What’s green and brown and good for the environment?
I once had an idea for a public service announcement to promote carpooling. It would begin with a 1964 Impala lowered to the ground pulling up to a beautiful house in the suburbs where a professionally dressed woman clutching her briefcase is waiting at the curb.
She hurriedly gets in the back seat and is suddenly sandwiched between two heavily tattooed homeboys. Everyone greets her with a “Good morning Samantha,” to which the businesswoman responds “Step on it, Beto, traffic is heavy on the I-10!” “Orale, Sammy,” Beto says, and then, looking into the camera: “What are you staring at, we invented carpooling!”
Sure, creative carpooling is one way we can reduce our carbon footprint, but in this economy we should all be doing much more.
For some reason, it seems easier to be green if you’re Latino. Maybe our childhood experiences prepared us for a life of “waste not, want not.” Remember how the empty jars of mayonnaise and spaghetti sauce would become our new drinking glasses? How about sneaking into the drive-in stuffed in the trunk of a car? Well, maybe that was more about saving some green than about being green…

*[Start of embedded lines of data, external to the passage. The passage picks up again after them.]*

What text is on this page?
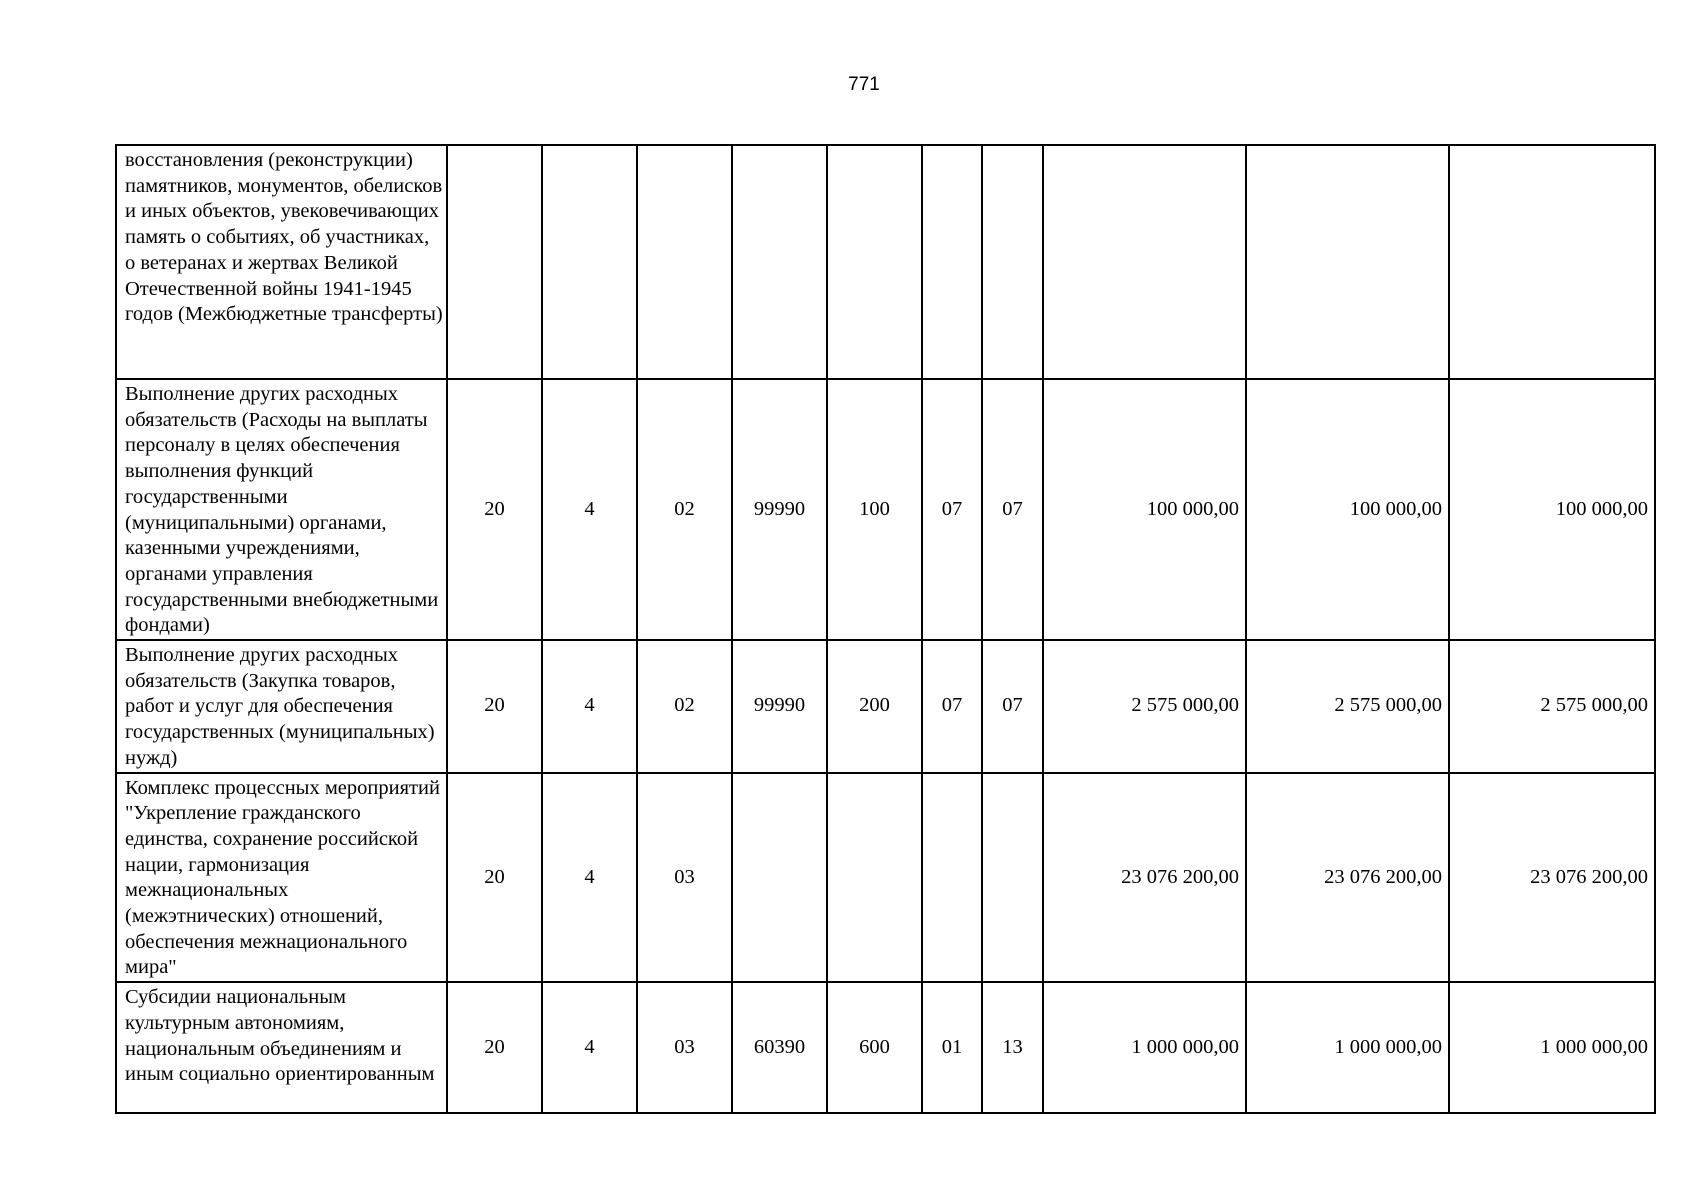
771
восстановления (реконструкции) памятников, монументов, обелисков и иных объектов, увековечивающих память о событиях, об участниках, о ветеранах и жертвах Великой Отечественной войны 1941-1945 годов (Межбюджетные трансферты)										
Выполнение других расходных обязательств (Расходы на выплаты персоналу в целях обеспечения выполнения функций государственными (муниципальными) органами, казенными учреждениями, органами управления государственными внебюджетными фондами)	20	4	02	99990	100	07	07	100 000,00	100 000,00	100 000,00
Выполнение других расходных обязательств (Закупка товаров, работ и услуг для обеспечения государственных (муниципальных) нужд)	20	4	02	99990	200	07	07	2 575 000,00	2 575 000,00	2 575 000,00
Комплекс процессных мероприятий "Укрепление гражданского единства, сохранение российской нации, гармонизация межнациональных (межэтнических) отношений, обеспечения межнационального мира"	20	4	03					23 076 200,00	23 076 200,00	23 076 200,00
Субсидии национальным культурным автономиям, национальным объединениям и иным социально ориентированным	20	4	03	60390	600	01	13	1 000 000,00	1 000 000,00	1 000 000,00
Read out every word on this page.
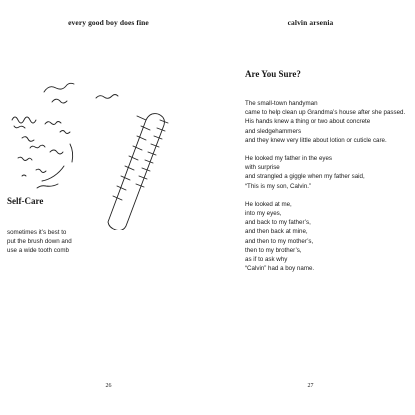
every good boy does fine
Self-Care

sometimes it’s best to
put the brush down and
use a wide tooth comb

26
calvin arsenia
27
Are You Sure?

The small-town handyman
came to help clean up Grandma’s house after she passed.
His hands knew a thing or two about concrete
and sledgehammers
and they knew very little about lotion or cuticle care.

He looked my father in the eyes
with surprise
and strangled a giggle when my father said,
“This is my son, Calvin.”

He looked at me,
into my eyes,
and back to my father’s,
and then back at mine,
and then to my mother’s,
then to my brother’s,
as if to ask why
“Calvin” had a boy name.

Still, it was this and the times we spent crammed like sardines in our typically lone family car that paved the way for a life of resourcefulness. And when we couldn’t get a ride in a real car, we would take the pata-mobile (everyone has one). Heck, a paletero can’t get much greener. Peddling his tasty Mexican frozen sweets, the only footprint he leaves is on Van Buren.

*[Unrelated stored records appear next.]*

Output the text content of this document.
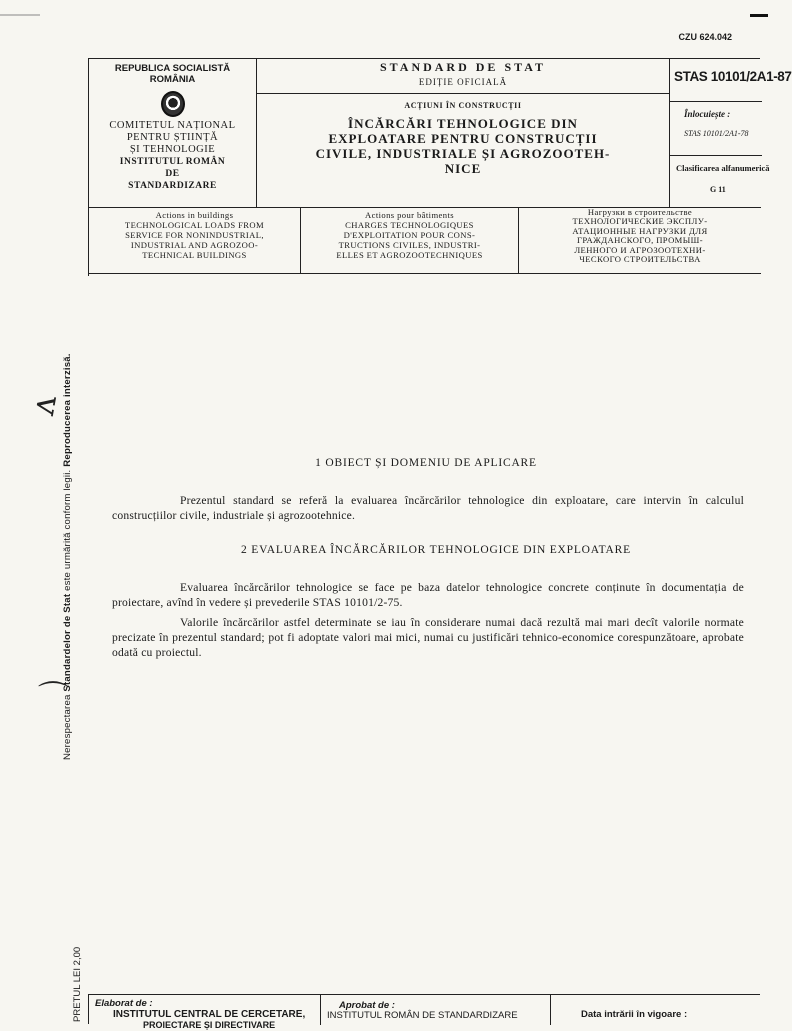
CZU 624.042
Nerespectarea Standardelor de Stat este urmărită conform legii. Reproducerea interzisă.
PRETUL LEI 2,00
ʌ
⌒
REPUBLICA SOCIALISTĂ
ROMÂNIA
COMITETUL NAȚIONAL
PENTRU ȘTIINȚĂ
ȘI TEHNOLOGIE
INSTITUTUL ROMÂN
DE
STANDARDIZARE
STANDARD DE STAT
EDIȚIE OFICIALĂ
ACȚIUNI ÎN CONSTRUCȚII
ÎNCĂRCĂRI TEHNOLOGICE DIN
EXPLOATARE PENTRU CONSTRUCȚII
CIVILE, INDUSTRIALE ȘI AGROZOOTEH-
NICE
STAS 10101/2A1-87
Înlocuiește :
STAS 10101/2A1-78
Clasificarea alfanumerică
G 11
Actions in buildings
TECHNOLOGICAL LOADS FROM
SERVICE FOR NONINDUSTRIAL,
INDUSTRIAL AND AGROZOO-
TECHNICAL BUILDINGS
Actions pour bâtiments
CHARGES TECHNOLOGIQUES
D'EXPLOITATION POUR CONS-
TRUCTIONS CIVILES, INDUSTRI-
ELLES ET AGROZOOTECHNIQUES
Нагрузки в строительстве
ТЕХНОЛОГИЧЕСКИЕ ЭКСПЛУ-
АТАЦИОННЫЕ НАГРУЗКИ ДЛЯ
ГРАЖДАНСКОГО, ПРОМЫШ-
ЛЕННОГО И АГРОЗООТЕХНИ-
ЧЕСКОГО СТРОИТЕЛЬСТВА
1 OBIECT ȘI DOMENIU DE APLICARE
Prezentul standard se referă la evaluarea încărcărilor tehnologice din exploatare, care intervin în calculul construcțiilor civile, industriale și agrozootehnice.
2 EVALUAREA ÎNCĂRCĂRILOR TEHNOLOGICE DIN EXPLOATARE
Evaluarea încărcărilor tehnologice se face pe baza datelor tehnologice concrete conținute în documentația de proiectare, avînd în vedere și prevederile STAS 10101/2-75.
Valorile încărcărilor astfel determinate se iau în considerare numai dacă rezultă mai mari decît valorile normate precizate în prezentul standard; pot fi adoptate valori mai mici, numai cu justificări tehnico-economice corespunzătoare, aprobate odată cu proiectul.
Elaborat de :
INSTITUTUL CENTRAL DE CERCETARE,
PROIECTARE ȘI DIRECTIVARE
Aprobat de :
INSTITUTUL ROMÂN DE STANDARDIZARE	Data intrării în vigoare :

Felicia Ruiz has also managed to successfully reduce her carbon footprint and that of her restaurant, Lola Tapas. She credits her artistic and resourceful parents for her ability to take seemingly throwaway items and transform them into chic décor and even art. “I guess we were brown but green,” Ruiz says.

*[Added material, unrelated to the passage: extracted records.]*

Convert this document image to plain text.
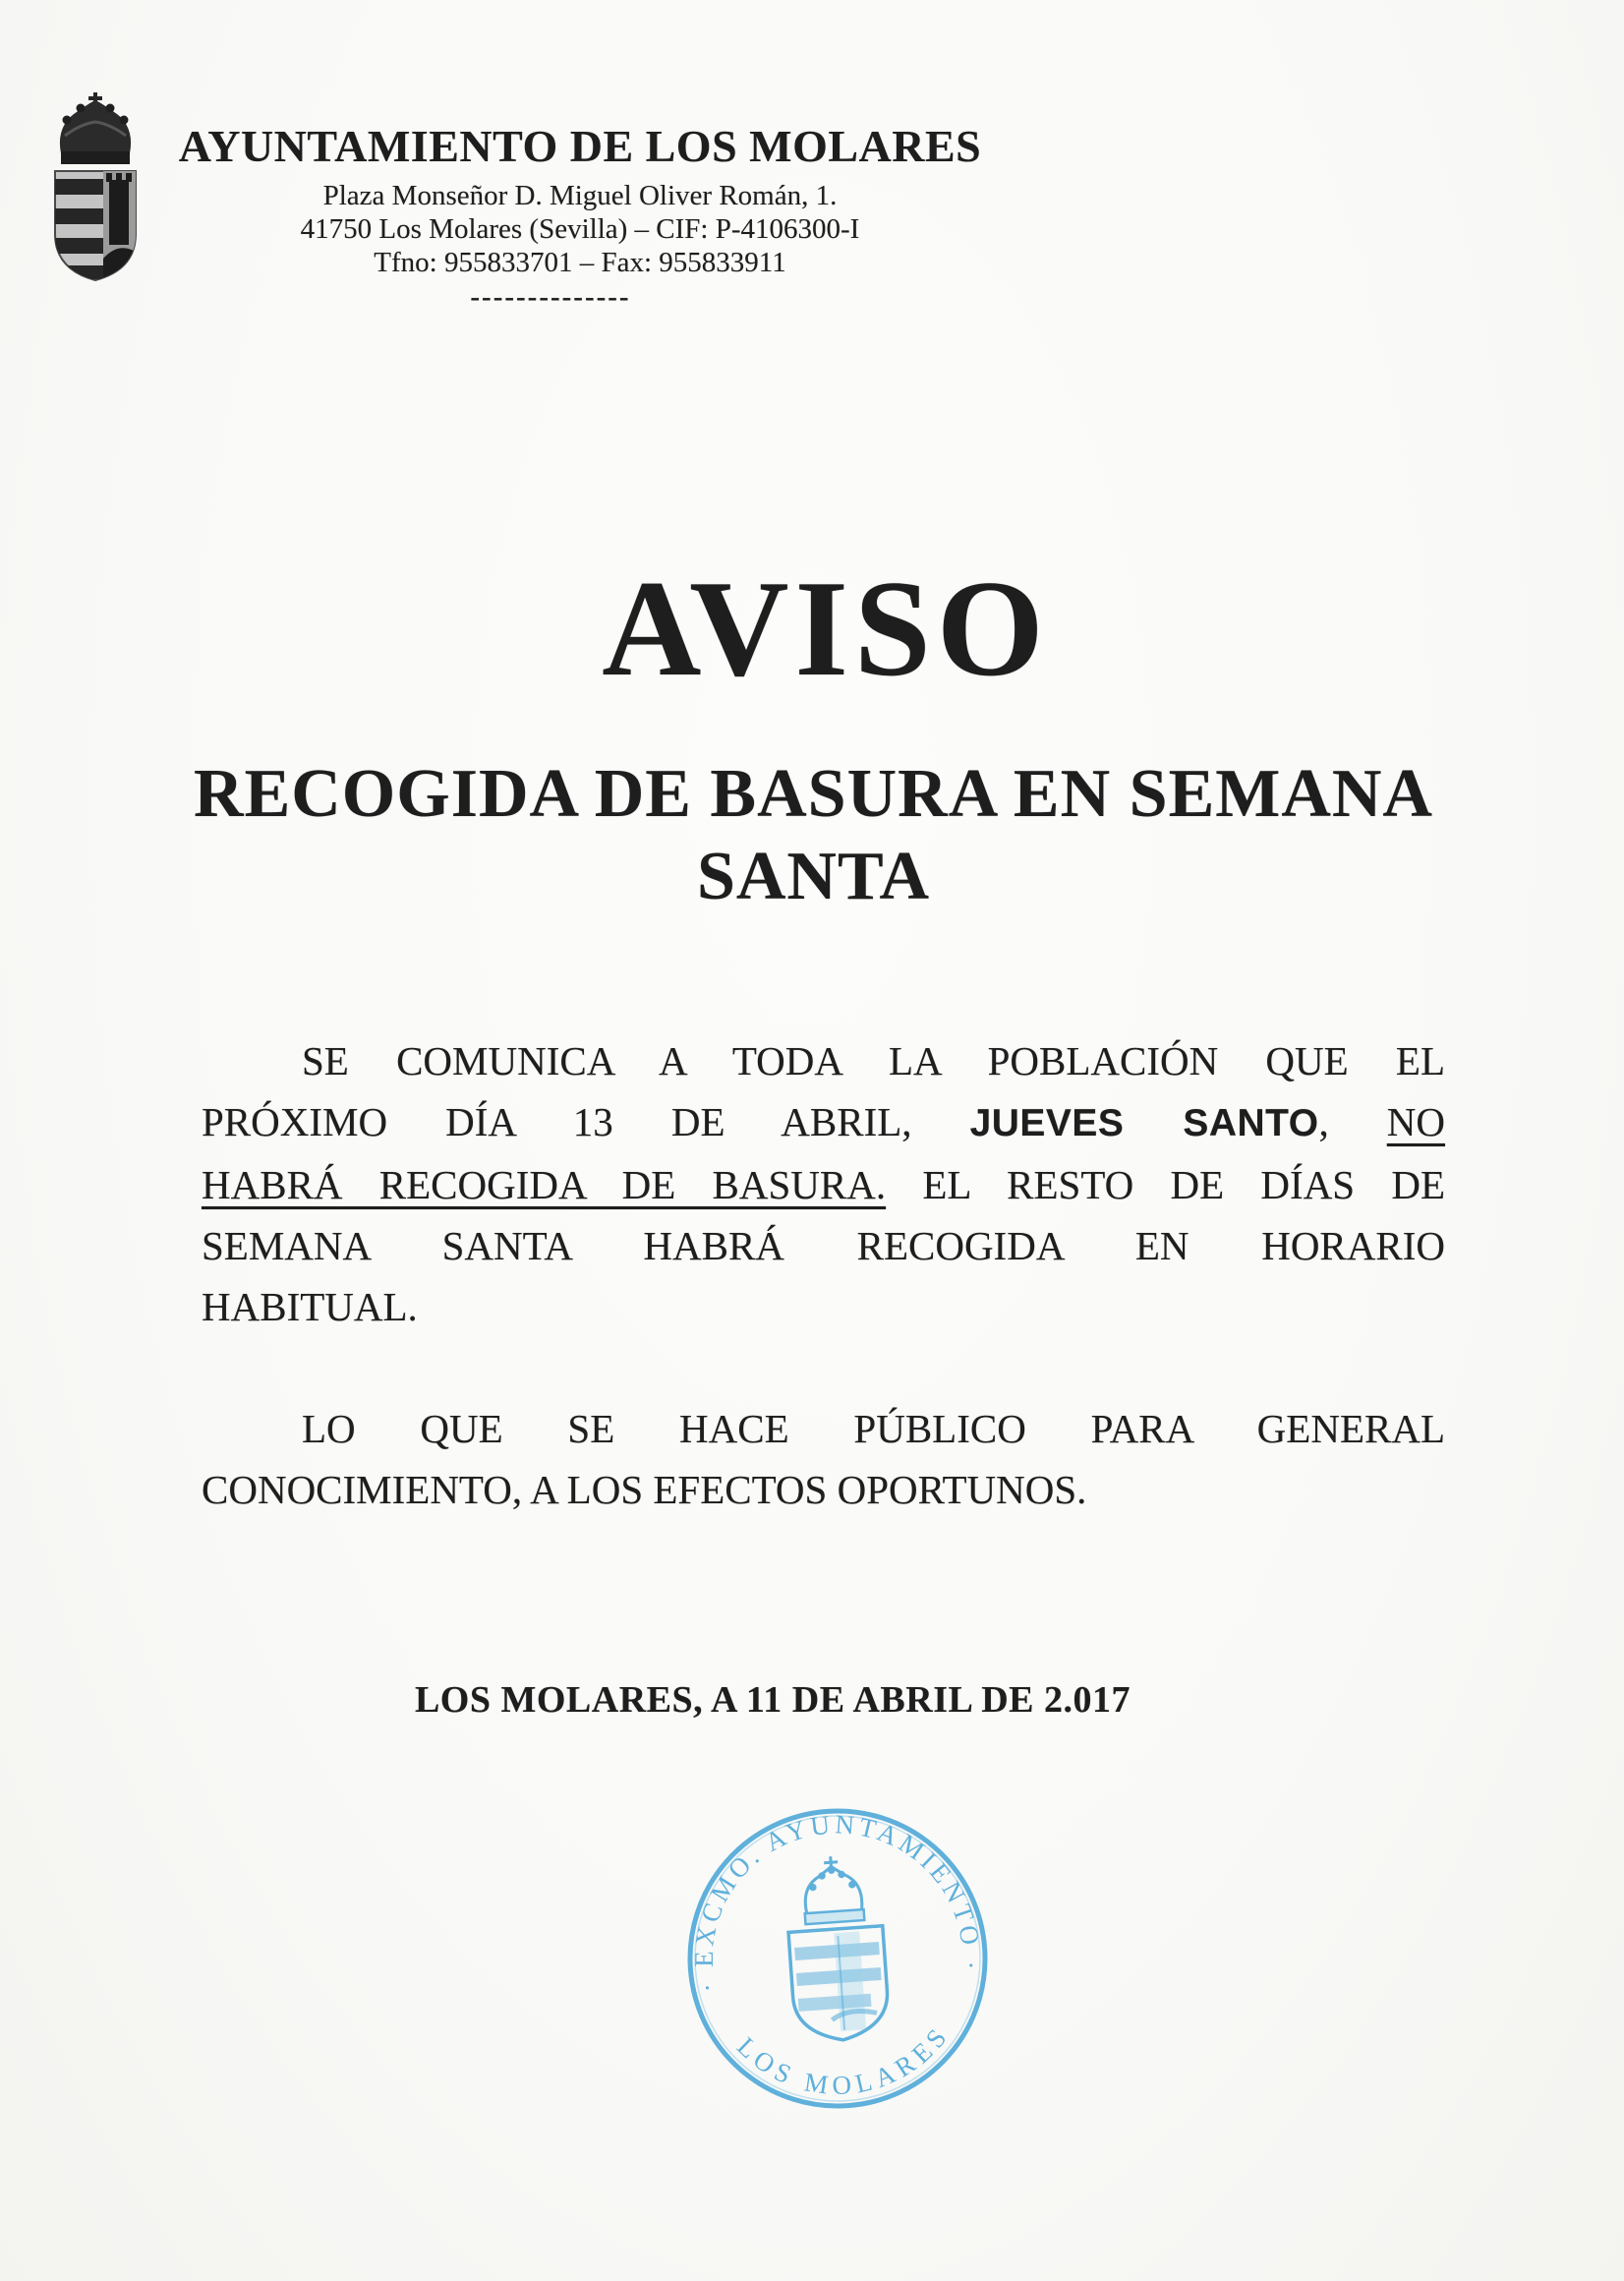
AYUNTAMIENTO DE LOS MOLARES
Plaza Monseñor D. Miguel Oliver Román, 1.
41750 Los Molares (Sevilla) – CIF: P-4106300-I
Tfno: 955833701 – Fax: 955833911
--------------
AVISO
RECOGIDA DE BASURA EN SEMANA
SANTA
SE COMUNICA A TODA LA POBLACIÓN QUE EL
PRÓXIMO DÍA 13 DE ABRIL, JUEVES SANTO, NO
HABRÁ RECOGIDA DE BASURA. EL RESTO DE DÍAS DE
SEMANA SANTA HABRÁ RECOGIDA EN HORARIO
HABITUAL.
LO QUE SE HACE PÚBLICO PARA GENERAL
CONOCIMIENTO, A LOS EFECTOS OPORTUNOS.
LOS MOLARES, A 11 DE ABRIL DE 2.017
· EXCMO. AYUNTAMIENTO ·
LOS MOLARES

Most of her home and restaurant furnishings are found objects, Ruiz confides. She believes these items hold more “soulful energy” and, presuming they could, “feel good being used again.” She explains that the sink in the men’s room at Lola was fashioned from an old bureau that was being thrown away and that the lights were salvaged from an abandoned theater. A white table by the side door was off to the yonke before being saved by Ruiz. The place is a sanctuary for what would otherwise be discarded items.
At home, her light fixtures are from a thrift store and her dining table is made from an old door. (I’m wondering if you rap on it, will a bowl of beans emerge? That would be heaven.)
But it’s the small red tins used as vases that caught our eye during a recent evening of tapas and sangria at Lola. When we complimented her on them, Ruiz explained that they were actually empty paprika tins from the kitchen. She felt the tables needed a “pop” of color so she simply emptied the tins and filled them with cuttings of herbs or succulents from her landscaping. “It looks natural, colorful,” and, as Ruiz excitedly points out, “nothing is being thrown away!”
See Kermit, it really is easy being green.